Q: First off, I just picked up The Ultimate Fat-to-Muscle Workout, and it’s fantastic. I learned so much reading it, which I did at one sitting. Great info and easy-to-understand-and-follow workout, just what I need to kick off a new training program. In the first chapter, you tell the story about Arnold getting ripped and vascular without cardio. Didn’t Mike Mentzer do the same thing but with a lot fewer sets? It’s interesting that their training styles were so different, yet they both got very lean without much, if any, cardio. Do you think a lot of it could be genetics, and us average Joes need more cardio?
A: While genetics could have something to do with it, it might not have as big an impact as you might think. As far as Arnold vs. Mentzer, The key to both of their hard, ripped conditions without cardio has more to do with exactly what we talk about in your new e-book: muscle microtrauma.
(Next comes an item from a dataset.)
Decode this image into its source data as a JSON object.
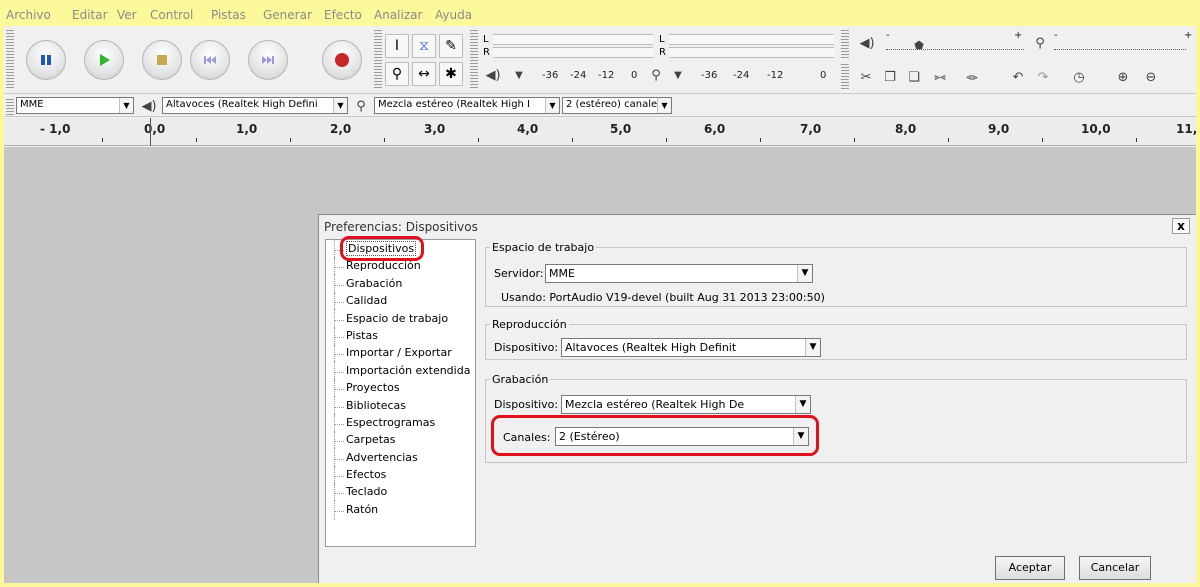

Arnold trained six days a week when he was preparing for a contest, and he used a lot of sets. Volume training will inflict a lot of muscle damage if heavy weights are used and there’s even the slightest emphasis on the negative stroke of each set. Arnold was pretty good at controlling heavy weights, so you can be sure that he piled up the muscle trauma with all of those sets at every workout, so he was burning fat 24/7…
Mentzer, on the other hand, preferred shorter, high-intensity workouts. He would do most of his sets to failure, then add forced reps and negatives. That produced tremendous muscle damage in a few sets. Negatives are especially traumatic, as research indicates. (As we discuss in the Fat-to-Muscle e-book, pure-negative sets with heavy weights have been shown to lengthen the repair process to many weeks in some trainees, which is why we prefer negative-accentuated sets or end-of-set negatives like Mentzer.)
Muscle trauma causes significant fat burning during the muscle-repair process. Like Arnold, Mike was no doubt burning fat continuously as his body fortified and expanded his musculature. Mentzer simply created that muscle damage somewhat more efficiently via extended-set training—and he was rewarded with a fat-to-muscle transition without cardio…
The program we outline in The Ultimate Fat-to-Muscle Workout is between Arnold’s and Mentzer’s—it’s fairly intense, with some negative-accentuated sets along with growth-hormone-inducing sets—GH is a key fat-to-muscle catalyst; however, we suggest slightly more volume than Mentzer recommended, but not the 20 sets per bodypart that Arnold used.
The science behind this training is somewhat ground-breaking and very sound. You can kick-start the fat-to-muscle process by adding a set of negative-accentuated reps—six-second lowering—to most of your bodypart workouts. You’ll feel it—and the soreness you get the next day will tell you you’re burning fat as you repair and build more muscle.